On s’attend à une percée dans les relations Russie-OTAN. Moscou et l’OTAN n’avaient encore jamais déployé une activité militaro-diplomatique aussi intense qu'à la veille du sommet de l’OTAN, prévu les 19 et 20 novembre à Lisbonne. Et comparé à la période qui a suivi les événements d’août 2008 dans le Caucase, cela ressemble à ‘’ un redémarrage total ‘’, bien plus important qu’avec les Etats-Unis.

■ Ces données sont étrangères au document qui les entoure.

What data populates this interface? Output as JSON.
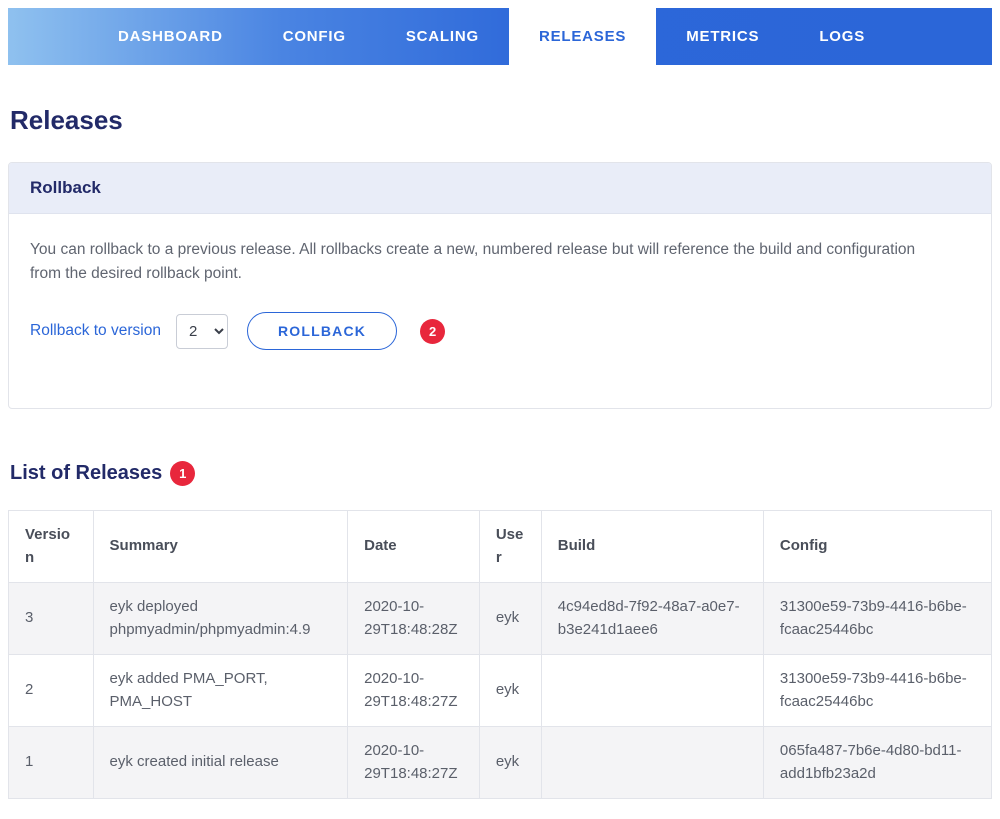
{
  "nav": {
    "items": [
      {
        "label": "DASHBOARD",
        "active": false
      },
      {
        "label": "CONFIG",
        "active": false
      },
      {
        "label": "SCALING",
        "active": false
      },
      {
        "label": "RELEASES",
        "active": true
      },
      {
        "label": "METRICS",
        "active": false
      },
      {
        "label": "LOGS",
        "active": false
      }
    ]
  },
  "page": {
    "title": "Releases"
  },
  "rollback_card": {
    "header": "Rollback",
    "description": "You can rollback to a previous release. All rollbacks create a new, numbered release but will reference the build and configuration from the desired rollback point.",
    "label": "Rollback to version",
    "selected_version": "2",
    "button_label": "ROLLBACK",
    "badge": "2"
  },
  "releases": {
    "heading": "List of Releases",
    "badge": "1",
    "columns": [
      "Version",
      "Summary",
      "Date",
      "User",
      "Build",
      "Config"
    ],
    "rows": [
      {
        "version": "3",
        "summary": "eyk deployed phpmyadmin/phpmyadmin:4.9",
        "date": "2020-10-29T18:48:28Z",
        "user": "eyk",
        "build": "4c94ed8d-7f92-48a7-a0e7-b3e241d1aee6",
        "config": "31300e59-73b9-4416-b6be-fcaac25446bc"
      },
      {
        "version": "2",
        "summary": "eyk added PMA_PORT, PMA_HOST",
        "date": "2020-10-29T18:48:27Z",
        "user": "eyk",
        "build": "",
        "config": "31300e59-73b9-4416-b6be-fcaac25446bc"
      },
      {
        "version": "1",
        "summary": "eyk created initial release",
        "date": "2020-10-29T18:48:27Z",
        "user": "eyk",
        "build": "",
        "config": "065fa487-7b6e-4d80-bd11-add1bfb23a2d"
      }
    ]
  },
  "colors": {
    "accent_blue": "#2b66d8",
    "nav_gradient_start": "#8fc1ef",
    "nav_gradient_end": "#2b66d8",
    "heading_navy": "#222a68",
    "badge_red": "#e8273c",
    "card_header_bg": "#e9edf8",
    "row_alt_bg": "#f4f4f6"
  }
}
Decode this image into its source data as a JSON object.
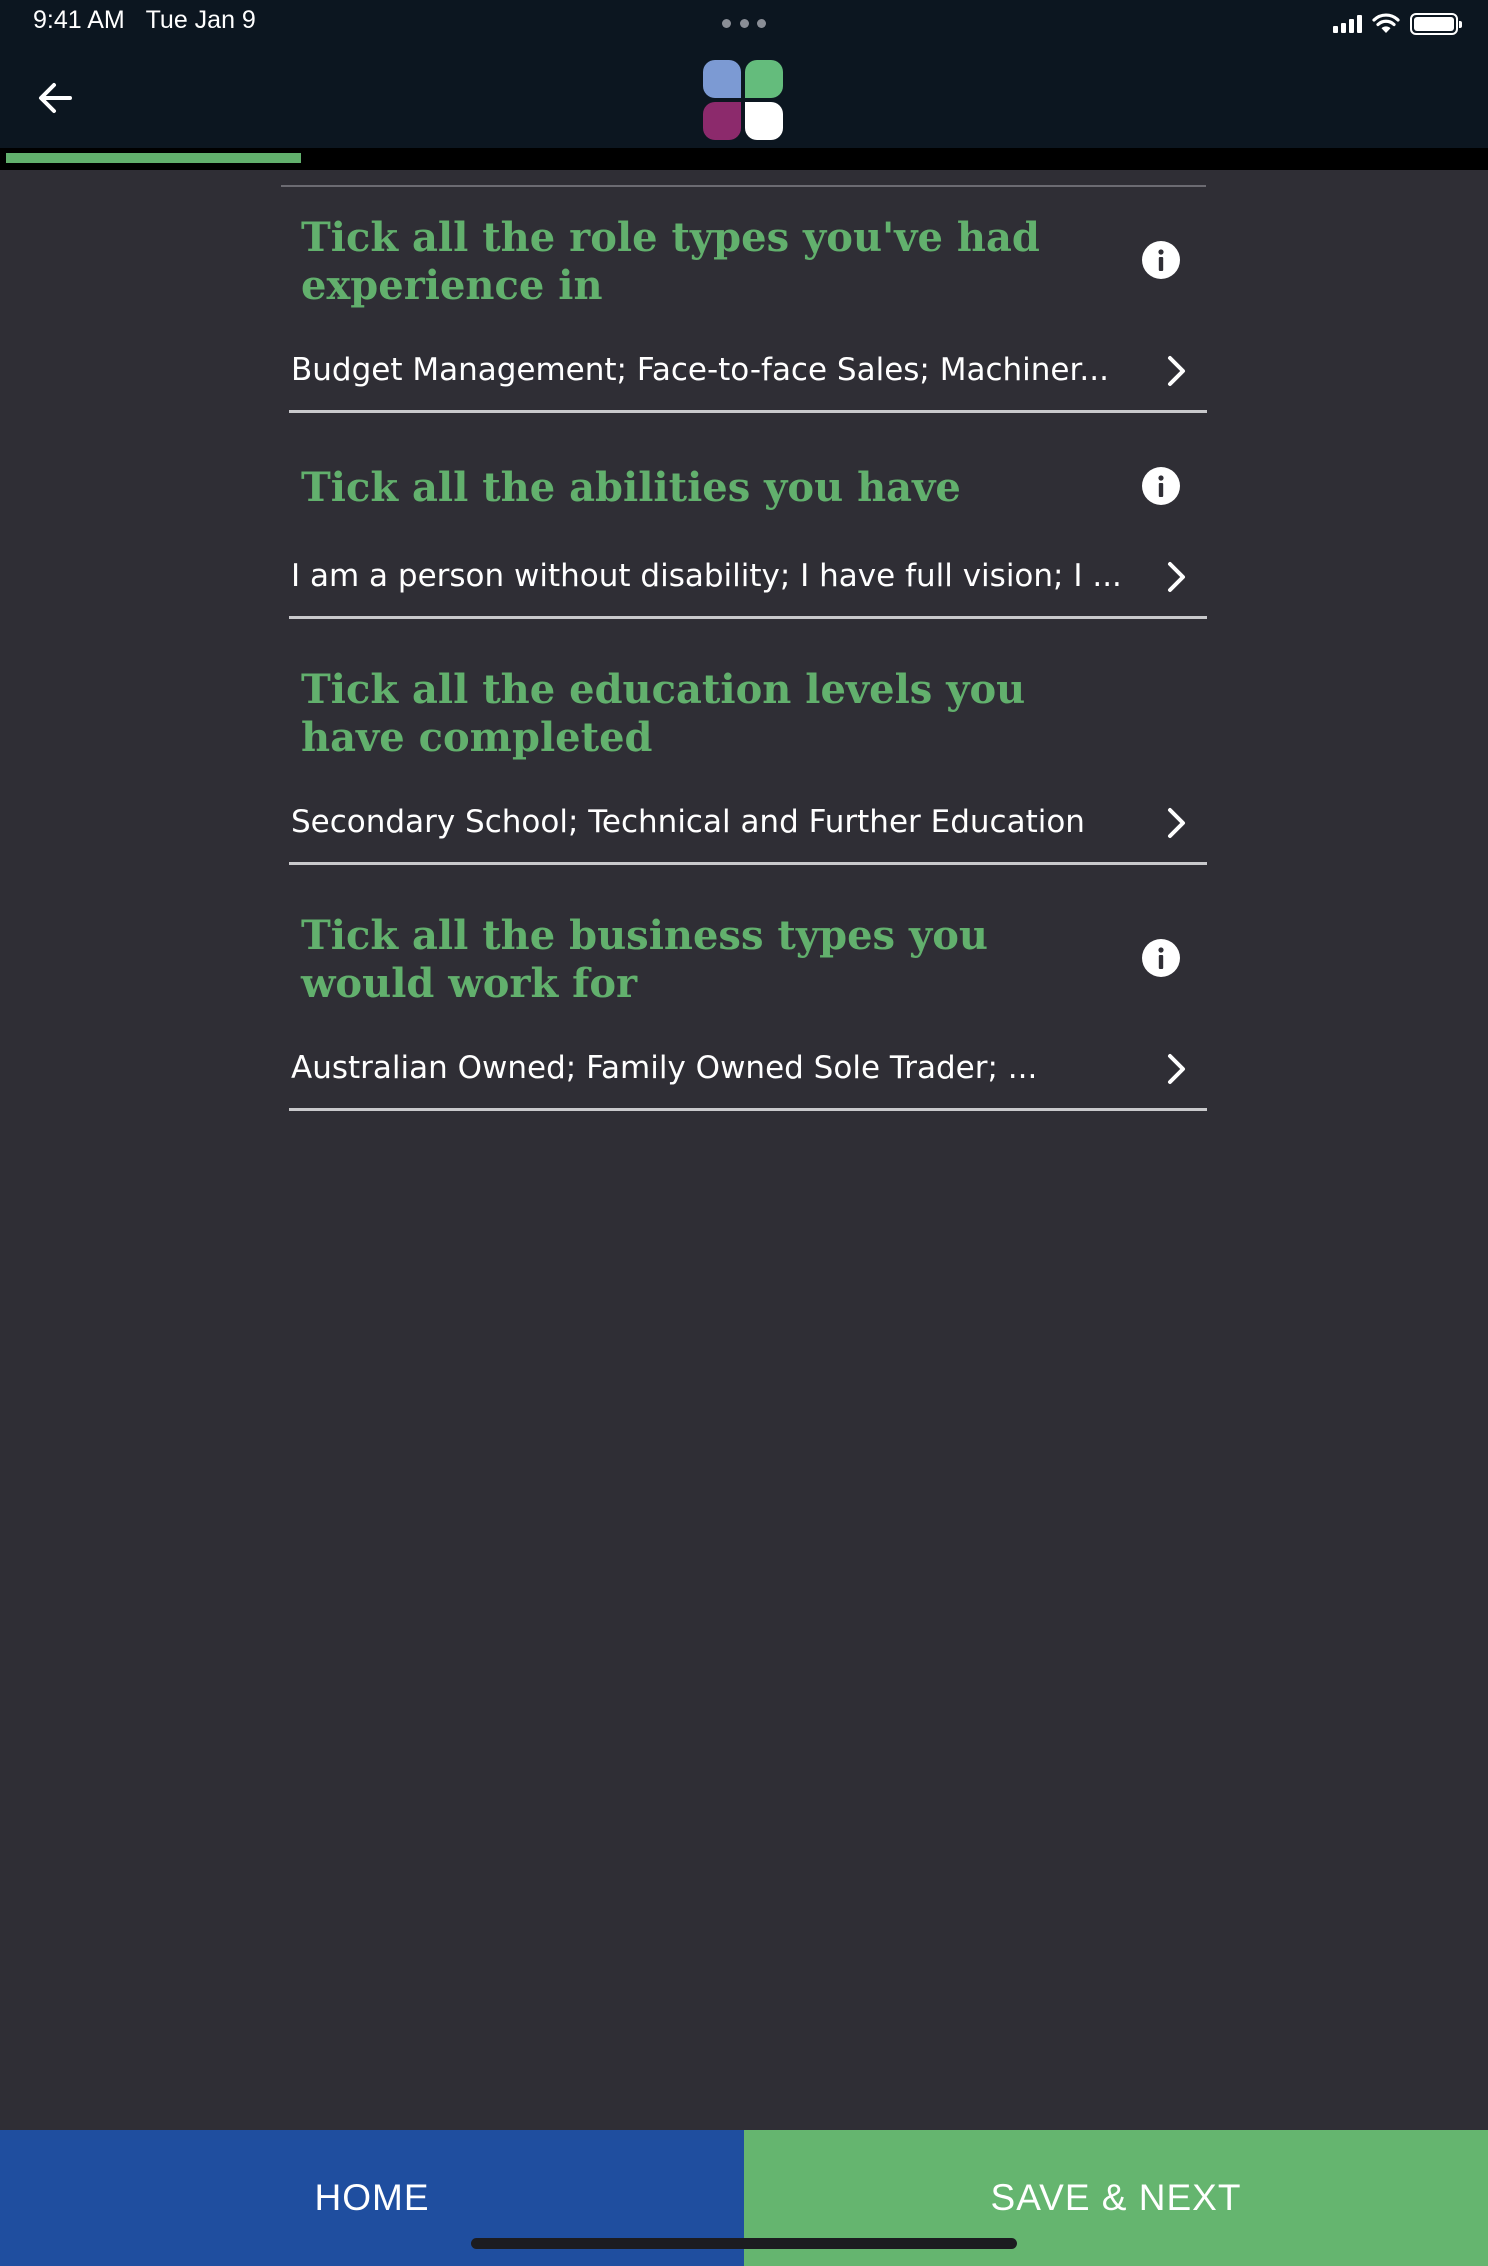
{
  "status_bar": {
    "time": "9:41 AM",
    "date": "Tue Jan 9"
  },
  "progress": {
    "fraction": 0.2
  },
  "sections": [
    {
      "title": "Tick all the role types you've had experience in",
      "value": "Budget Management; Face-to-face Sales; Machiner...",
      "has_info": true
    },
    {
      "title": "Tick all the abilities you have",
      "value": "I am a person without disability; I have full vision; I ...",
      "has_info": true
    },
    {
      "title": "Tick all the education levels you have completed",
      "value": "Secondary School; Technical and Further Education",
      "has_info": false
    },
    {
      "title": "Tick all the business types you would work for",
      "value": "Australian Owned; Family Owned Sole Trader; ...",
      "has_info": true
    }
  ],
  "bottom_bar": {
    "home_label": "HOME",
    "save_next_label": "SAVE & NEXT"
  },
  "icons": {
    "back": "arrow-left-icon",
    "info": "info-icon",
    "chevron": "chevron-right-icon"
  },
  "colors": {
    "accent_green": "#62b06d",
    "home_blue": "#1f4e9f",
    "save_green": "#65b56f",
    "logo_blue": "#7c9ad3",
    "logo_green": "#64bc7c",
    "logo_purple": "#8c2a6c",
    "background": "#2f2e35",
    "header": "#0c1620"
  }
}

Le fait que le président russe Dmitri Medvedev ait accepté l'invitation à se rendre au sommet de l’OTAN à Lisbonne a, bien sûr, provoqué une poussée d’adrénaline chez les militaires et les diplomates. Bien qu’officiellement Dmitri Medvedev se rende au sommet du Conseil Russie-OTAN le 20 novembre, nous savons dès maintenant qu’il participera à une réunion spéciale de deux heures avec le président Barack Obama, à un entretien particulier avec le Secrétaire général de l’OTAN Anders Rasmussen et aux réunions particulières avec les chefs d’Etat des puissances membres de l’alliance.

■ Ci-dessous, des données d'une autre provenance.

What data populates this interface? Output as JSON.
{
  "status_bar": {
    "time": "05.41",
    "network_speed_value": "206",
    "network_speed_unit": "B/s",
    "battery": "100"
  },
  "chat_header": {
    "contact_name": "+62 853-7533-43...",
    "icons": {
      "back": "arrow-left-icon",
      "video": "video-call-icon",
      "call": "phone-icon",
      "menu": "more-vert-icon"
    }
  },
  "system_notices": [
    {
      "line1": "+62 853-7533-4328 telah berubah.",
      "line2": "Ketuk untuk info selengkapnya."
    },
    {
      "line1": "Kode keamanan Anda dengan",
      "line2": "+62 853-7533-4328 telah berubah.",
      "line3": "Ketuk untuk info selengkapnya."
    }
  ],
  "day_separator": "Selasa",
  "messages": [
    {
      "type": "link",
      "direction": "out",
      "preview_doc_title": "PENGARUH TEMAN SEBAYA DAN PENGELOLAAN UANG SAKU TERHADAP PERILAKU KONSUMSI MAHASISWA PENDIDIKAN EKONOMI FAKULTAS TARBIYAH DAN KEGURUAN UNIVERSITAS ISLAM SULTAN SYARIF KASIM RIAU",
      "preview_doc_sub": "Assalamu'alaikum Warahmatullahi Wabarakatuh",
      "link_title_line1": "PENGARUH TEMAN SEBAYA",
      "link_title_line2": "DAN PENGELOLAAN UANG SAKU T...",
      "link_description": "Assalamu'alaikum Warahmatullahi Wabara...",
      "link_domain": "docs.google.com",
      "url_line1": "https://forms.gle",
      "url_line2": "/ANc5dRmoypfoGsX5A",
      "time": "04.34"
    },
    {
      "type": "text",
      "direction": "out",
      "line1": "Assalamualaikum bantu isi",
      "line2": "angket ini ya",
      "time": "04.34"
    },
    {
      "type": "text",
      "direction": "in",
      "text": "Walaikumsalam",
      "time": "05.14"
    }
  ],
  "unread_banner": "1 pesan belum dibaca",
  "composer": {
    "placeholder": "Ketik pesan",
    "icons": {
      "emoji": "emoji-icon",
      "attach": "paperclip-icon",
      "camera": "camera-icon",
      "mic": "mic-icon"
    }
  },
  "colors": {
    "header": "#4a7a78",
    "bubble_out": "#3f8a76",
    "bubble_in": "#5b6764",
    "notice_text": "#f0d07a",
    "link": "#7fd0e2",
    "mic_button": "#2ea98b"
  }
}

Une activité accrue sur tous les axes
Le Secrétaire général de l’OTAN Anders Fogh Rasmussen, en changeant son emploi du temps et en avançant sa visite de trois jours, s’est rendu à Moscou le 2 novembre afin de rencontrer le lendemain le président Medvedev et le ministre russe des Affaires étrangères Sergueï Lavrov pour préparer la visite du président russe. La veille, les 1 et 2 novembre, on assistait à une activité russo-otanienne particulièrement fébrile : des négociations entre le ministre des Affaires étrangères Sergueï Lavrov, le ministre russe de la Défense Anatoli Serdioukov, le chef de l’Etat-major général Nikolaï Makarov et le chef des forces de l’OTAN en Europe, l’amiral américain James Stavridis. La délégation de l’OTAN a ensuite rencontré les représentants du ministère russe des Situations d’urgence, du Conseil de sécurité, de la région militaire de l’Ouest, et a visité certains centres russes de formation militaire. Sergueï Lavrov s’est entretenu en tête-à-tête avec le ministre des Affaires étrangères allemand Guido Westerwelle. Les thèmes n'avaient pas changé, ils concernaient la Russie et l’OTAN. En septembre, le ministre de la Défense Serdioukov s’était rendu au Pentagone pour rencontrer son homologue américain Robert Gates.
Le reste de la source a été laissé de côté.